AI menu item added to the Unity Editor main menu bar

Internally, it’s built around three operating modes and a separate Generators suite. Generators are standalone tools for creating Sprites, Texture2Ds, Sounds, Animations, Materials, Cubemaps, and 3D Objects — but they’re also accessible from within the Assistant window via prompts. Among them, the Material Generator can also produce Terrain Layer maps (Diffuse, Normal, Mask) for use with Unity Terrain. Every request to Ask, Plan, or Agent modes and every asset generated by Generators consumes Unity Credits. Each interaction draws down your balance a little. You can check your remaining credits from the AI menu in the Unity Editor or on the Unity Dashboard.

Three Modes at a Glance

Unity AI Assistant window showing the Ask, Plan, and Agent mode selector

Unity AI Assistant Ask·Plan·Agent Three Mode Comparison Diagram Unity AI Assistant — Three Modes Compared Ask Mode Read-only • Q&A, code, explanations • Uses read-only tools • No scene/asset edits • No approval popup "How do I create a weapon system?" example Plan Mode Plan → Approve → Execute • Generates step-by-step plan • Saves .md to Assets/Plans/ • Editable before approval • Auto-switches to Agent "Create a weapon system for my game." example Agent Mode Direct Modification • Directly edits scenes/assets • Uses read + write tools • Confirms per permissions • Checkpoint snapshot (opt.) "Add a weapon system to my game." example Approve

Here’s the official documentation’s mode comparison table:

Ask Plan Agent
Scene / asset modification None None (executes after approval) Direct modification
Tool access Read-only Plan phase: read-only Read + write
Saves plan to project No Saved to Assets/Plans/ No
Requires approval No Yes Depends on permission settings
Primary use Learning, analysis, review Complex workflows Direct changes, automation

Ask Mode — AI That Reads and Answers

Ask mode is read-only. It answers questions, suggests code, and recommends settings and best practices — without touching your project. What makes it more than a simple chatbot is that it uses read-only tools to directly inspect your project and answers based on that context. Ask about the light intensity in your scene, and the Assistant will actually read the scene data before making its recommendation.

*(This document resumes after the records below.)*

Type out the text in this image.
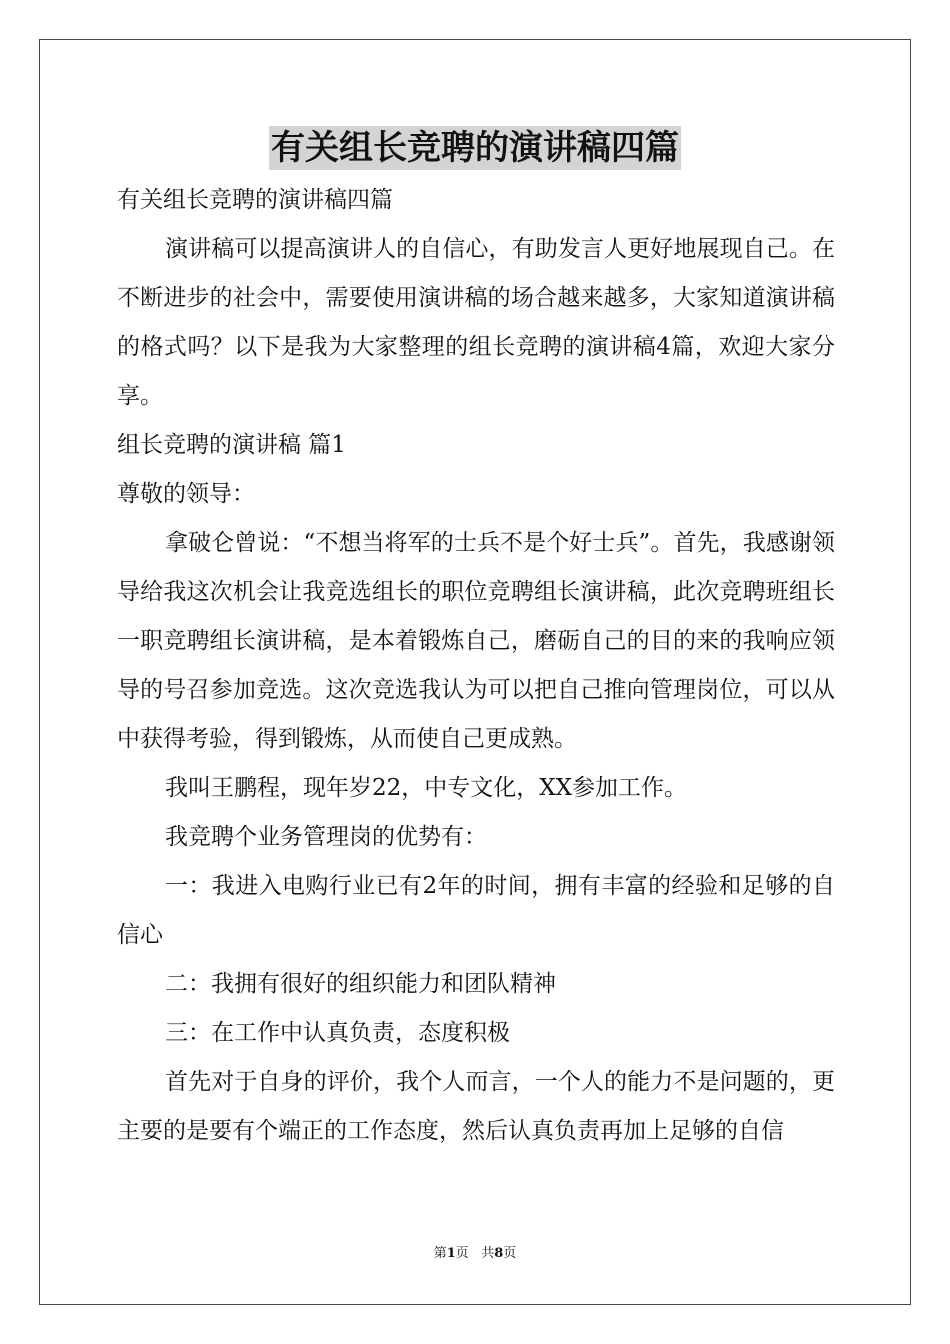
有关组长竞聘的演讲稿四篇

有关组长竞聘的演讲稿四篇

演讲稿可以提高演讲人的自信心，有助发言人更好地展现自己。在不断进步的社会中，需要使用演讲稿的场合越来越多，大家知道演讲稿的格式吗？以下是我为大家整理的组长竞聘的演讲稿4篇，欢迎大家分享。

组长竞聘的演讲稿 篇1

尊敬的领导：

拿破仑曾说：“不想当将军的士兵不是个好士兵”。首先，我感谢领导给我这次机会让我竞选组长的职位竞聘组长演讲稿，此次竞聘班组长一职竞聘组长演讲稿，是本着锻炼自己，磨砺自己的目的来的我响应领导的号召参加竞选。这次竞选我认为可以把自己推向管理岗位，可以从中获得考验，得到锻炼，从而使自己更成熟。

我叫王鹏程，现年岁22，中专文化，XX参加工作。

我竞聘个业务管理岗的优势有：

一：我进入电购行业已有2年的时间，拥有丰富的经验和足够的自信心

二：我拥有很好的组织能力和团队精神

三：在工作中认真负责，态度积极

首先对于自身的评价，我个人而言，一个人的能力不是问题的，更主要的是要有个端正的工作态度，然后认真负责再加上足够的自信

第1页 共8页
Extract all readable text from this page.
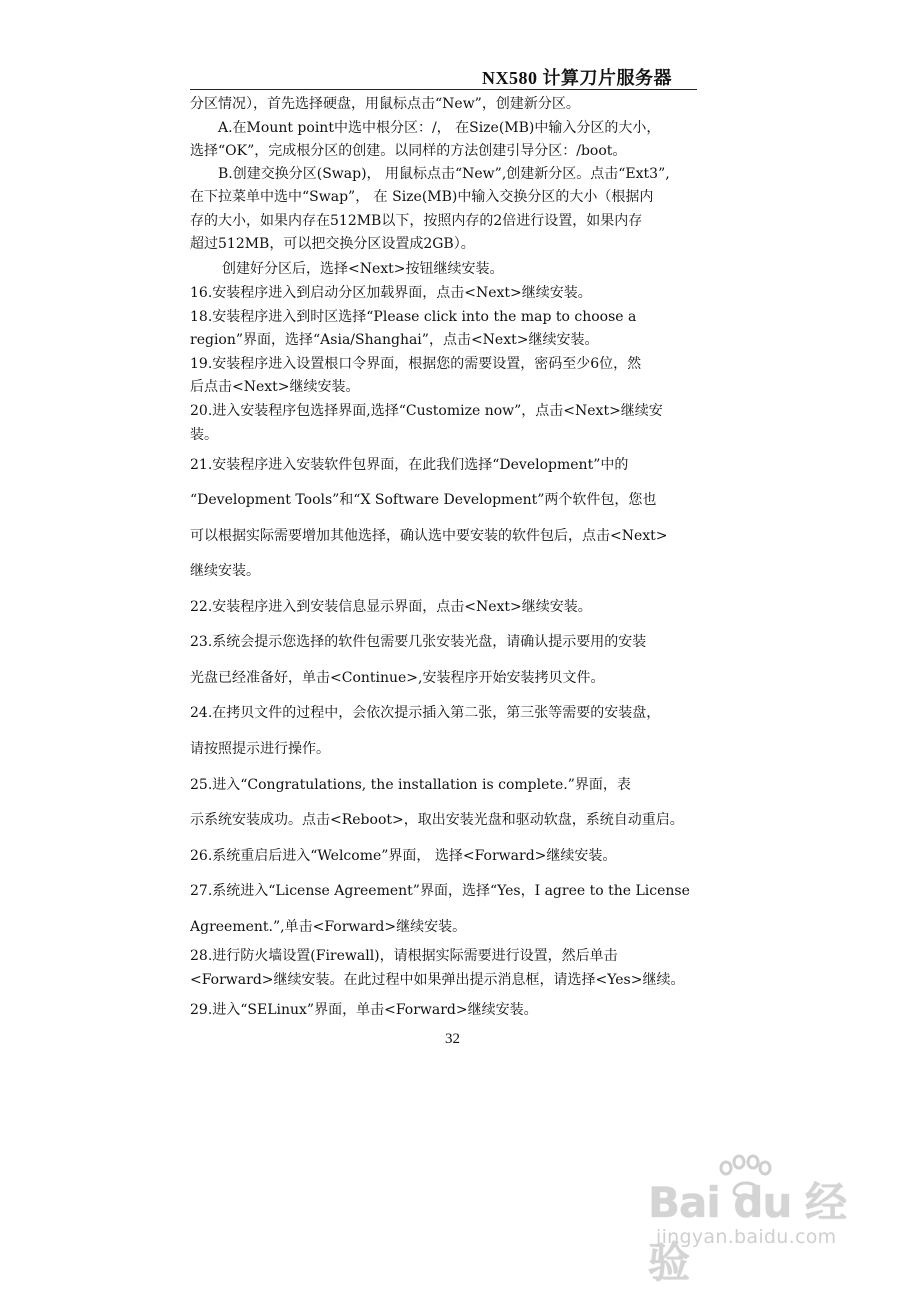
NX580 计算刀片服务器
分区情况），首先选择硬盘，用鼠标点击“New”，创建新分区。
A.在Mount point中选中根分区：/， 在Size(MB)中输入分区的大小，
选择“OK”，完成根分区的创建。以同样的方法创建引导分区：/boot。
B.创建交换分区(Swap)， 用鼠标点击“New”,创建新分区。点击“Ext3”,
在下拉菜单中选中“Swap”， 在 Size(MB)中输入交换分区的大小（根据内
存的大小，如果内存在512MB以下，按照内存的2倍进行设置，如果内存
超过512MB，可以把交换分区设置成2GB）。
创建好分区后，选择<Next>按钮继续安装。
16.安装程序进入到启动分区加载界面，点击<Next>继续安装。
18.安装程序进入到时区选择“Please click into the map to choose a
region”界面，选择“Asia/Shanghai”，点击<Next>继续安装。
19.安装程序进入设置根口令界面，根据您的需要设置，密码至少6位，然
后点击<Next>继续安装。
20.进入安装程序包选择界面,选择“Customize now”，点击<Next>继续安
装。
21.安装程序进入安装软件包界面，在此我们选择“Development”中的
“Development Tools”和“X Software Development”两个软件包，您也
可以根据实际需要增加其他选择，确认选中要安装的软件包后，点击<Next>
继续安装。
22.安装程序进入到安装信息显示界面，点击<Next>继续安装。
23.系统会提示您选择的软件包需要几张安装光盘，请确认提示要用的安装
光盘已经准备好，单击<Continue>,安装程序开始安装拷贝文件。
24.在拷贝文件的过程中，会依次提示插入第二张，第三张等需要的安装盘，
请按照提示进行操作。
25.进入“Congratulations, the installation is complete.”界面，表
示系统安装成功。点击<Reboot>，取出安装光盘和驱动软盘，系统自动重启。
26.系统重启后进入“Welcome”界面， 选择<Forward>继续安装。
27.系统进入“License Agreement”界面，选择“Yes，I agree to the License
Agreement.”,单击<Forward>继续安装。
28.进行防火墙设置(Firewall)，请根据实际需要进行设置，然后单击
<Forward>继续安装。在此过程中如果弹出提示消息框，请选择<Yes>继续。
29.进入“SELinux”界面，单击<Forward>继续安装。
32
Bai du 经验
jingyan.baidu.com
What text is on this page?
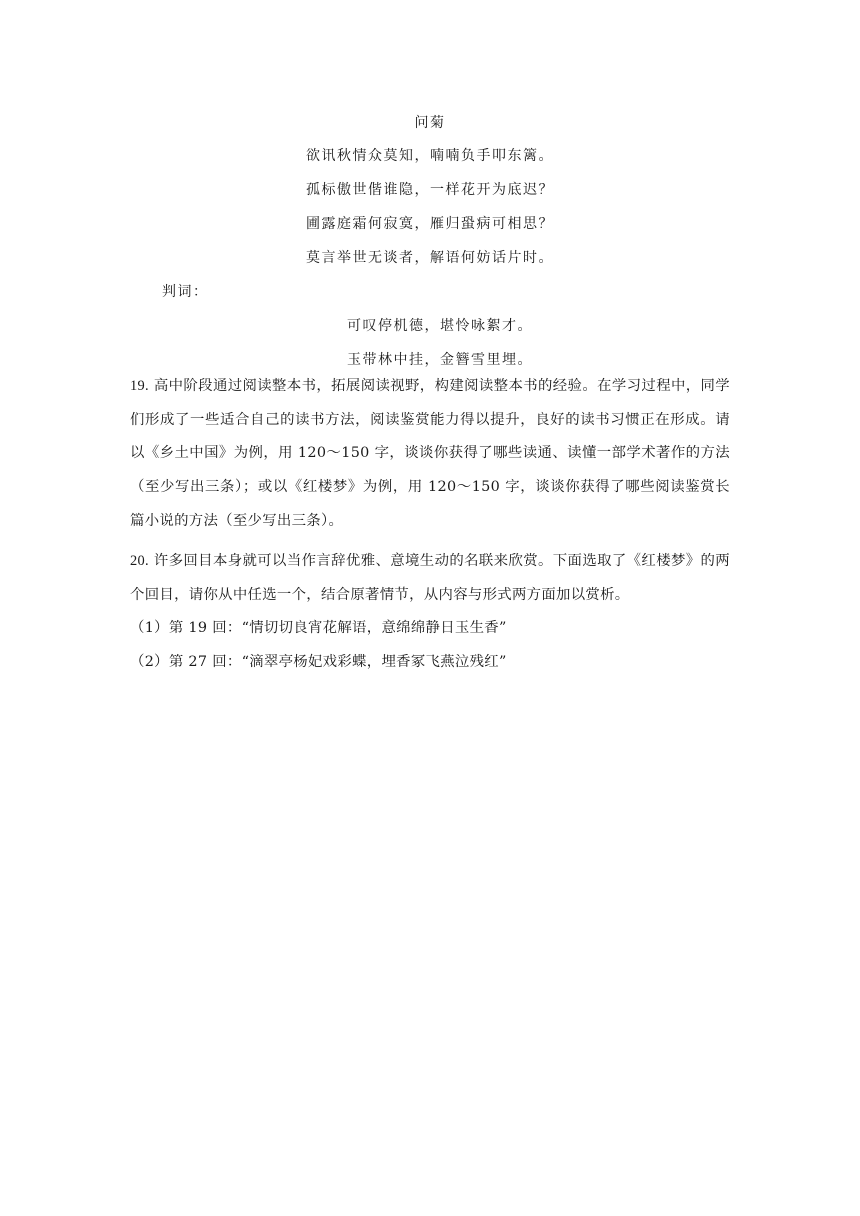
问菊
欲讯秋情众莫知，喃喃负手叩东篱。
孤标傲世偕谁隐，一样花开为底迟？
圃露庭霜何寂寞，雁归蛩病可相思？
莫言举世无谈者，解语何妨话片时。
判词：
可叹停机德，堪怜咏絮才。
玉带林中挂，金簪雪里埋。
19. 高中阶段通过阅读整本书，拓展阅读视野，构建阅读整本书的经验。在学习过程中，同学们形成了一些适合自己的读书方法，阅读鉴赏能力得以提升，良好的读书习惯正在形成。请以《乡土中国》为例，用 120～150 字，谈谈你获得了哪些读通、读懂一部学术著作的方法（至少写出三条）；或以《红楼梦》为例，用 120～150 字，谈谈你获得了哪些阅读鉴赏长篇小说的方法（至少写出三条）。
20. 许多回目本身就可以当作言辞优雅、意境生动的名联来欣赏。下面选取了《红楼梦》的两个回目，请你从中任选一个，结合原著情节，从内容与形式两方面加以赏析。
（1）第 19 回：“情切切良宵花解语，意绵绵静日玉生香”
（2）第 27 回：“滴翠亭杨妃戏彩蝶，埋香冢飞燕泣残红”
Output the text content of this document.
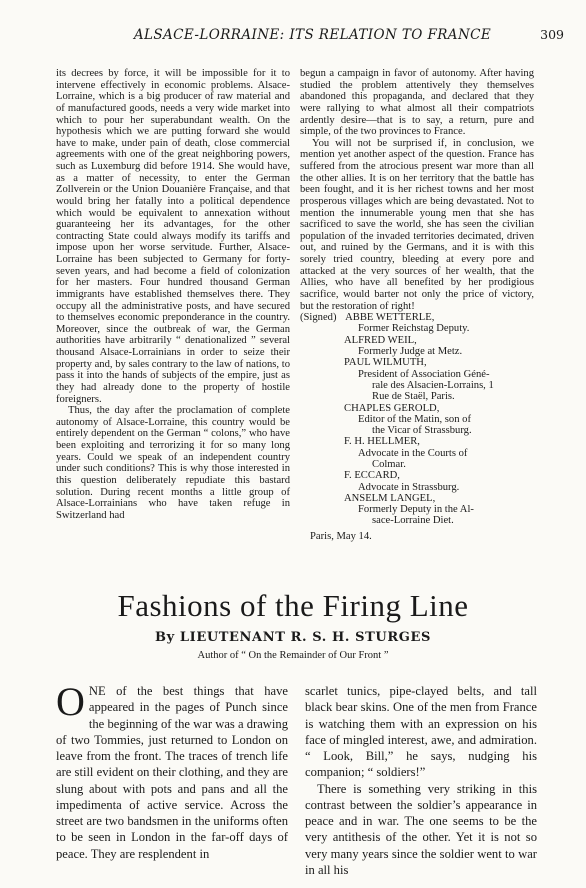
ALSACE-LORRAINE: ITS RELATION TO FRANCE	309

its decrees by force, it will be impossible for it to intervene effectively in economic problems. Alsace-Lorraine, which is a big producer of raw material and of manufactured goods, needs a very wide market into which to pour her superabundant wealth. On the hypothesis which we are putting forward she would have to make, under pain of death, close commercial agreements with one of the great neighboring powers, such as Luxemburg did before 1914. She would have, as a matter of necessity, to enter the German Zollverein or the Union Douanière Française, and that would bring her fatally into a political dependence which would be equivalent to annexation without guaranteeing her its advantages, for the other contracting State could always modify its tariffs and impose upon her worse servitude. Further, Alsace-Lorraine has been subjected to Germany for forty-seven years, and had become a field of colonization for her masters. Four hundred thousand German immigrants have established themselves there. They occupy all the administrative posts, and have secured to themselves economic preponderance in the country. Moreover, since the outbreak of war, the German authorities have arbitrarily “ denationalized ” several thousand Alsace-Lorrainians in order to seize their property and, by sales contrary to the law of nations, to pass it into the hands of subjects of the empire, just as they had already done to the property of hostile foreigners.

Thus, the day after the proclamation of complete autonomy of Alsace-Lorraine, this country would be entirely dependent on the German “ colons,” who have been exploiting and terrorizing it for so many long years. Could we speak of an independent country under such conditions? This is why those interested in this question deliberately repudiate this bastard solution. During recent months a little group of Alsace-Lorrainians who have taken refuge in Switzerland had

begun a campaign in favor of autonomy. After having studied the problem attentively they themselves abandoned this propaganda, and declared that they were rallying to what almost all their compatriots ardently desire—that is to say, a return, pure and simple, of the two provinces to France.

You will not be surprised if, in conclusion, we mention yet another aspect of the question. France has suffered from the atrocious present war more than all the other allies. It is on her territory that the battle has been fought, and it is her richest towns and her most prosperous villages which are being devastated. Not to mention the innumerable young men that she has sacrificed to save the world, she has seen the civilian population of the invaded territories decimated, driven out, and ruined by the Germans, and it is with this sorely tried country, bleeding at every pore and attacked at the very sources of her wealth, that the Allies, who have all benefited by her prodigious sacrifice, would barter not only the price of victory, but the restoration of right!

(Signed) ABBE WETTERLE,
Former Reichstag Deputy.
ALFRED WEIL,
Formerly Judge at Metz.
PAUL WILMUTH,
President of Association Géné-
rale des Alsacien-Lorrains, 1
Rue de Staël, Paris.
CHAPLES GEROLD,
Editor of the Matin, son of
the Vicar of Strassburg.
F. H. HELLMER,
Advocate in the Courts of
Colmar.
F. ECCARD,
Advocate in Strassburg.
ANSELM LANGEL,
Formerly Deputy in the Al-
sace-Lorraine Diet.
Paris, May 14.
Fashions of the Firing Line
By LIEUTENANT R. S. H. STURGES
Author of “ On the Remainder of Our Front ”
O NE of the best things that have appeared in the pages of Punch since the beginning of the war was a drawing of two Tommies, just returned to London on leave from the front. The traces of trench life are still evident on their clothing, and they are slung about with pots and pans and all the impedimenta of active service. Across the street are two bandsmen in the uniforms often to be seen in London in the far-off days of peace. They are resplendent in
scarlet tunics, pipe-clayed belts, and tall black bear skins. One of the men from France is watching them with an expression on his face of mingled interest, awe, and admiration. “ Look, Bill,” he says, nudging his companion; “ soldiers!”
There is something very striking in this contrast between the soldier’s appearance in peace and in war. The one seems to be the very antithesis of the other. Yet it is not so very many years since the soldier went to war in all his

Because Ask mode never writes, no approval popup appears. If a specific operation is blocked under your read permission settings, the Assistant simply skips that information.

Three situations where it’s particularly useful:

  • When you want to know how to implement something — The Assistant walks through the steps or shows example code, but nothing is applied to your project.
  • When diagnosing a bug — Attach the Console error message, relevant code, component settings, and a description of expected vs. actual behavior for the sharpest analysis.
  • When analyzing Profiler data — Covered in a later section.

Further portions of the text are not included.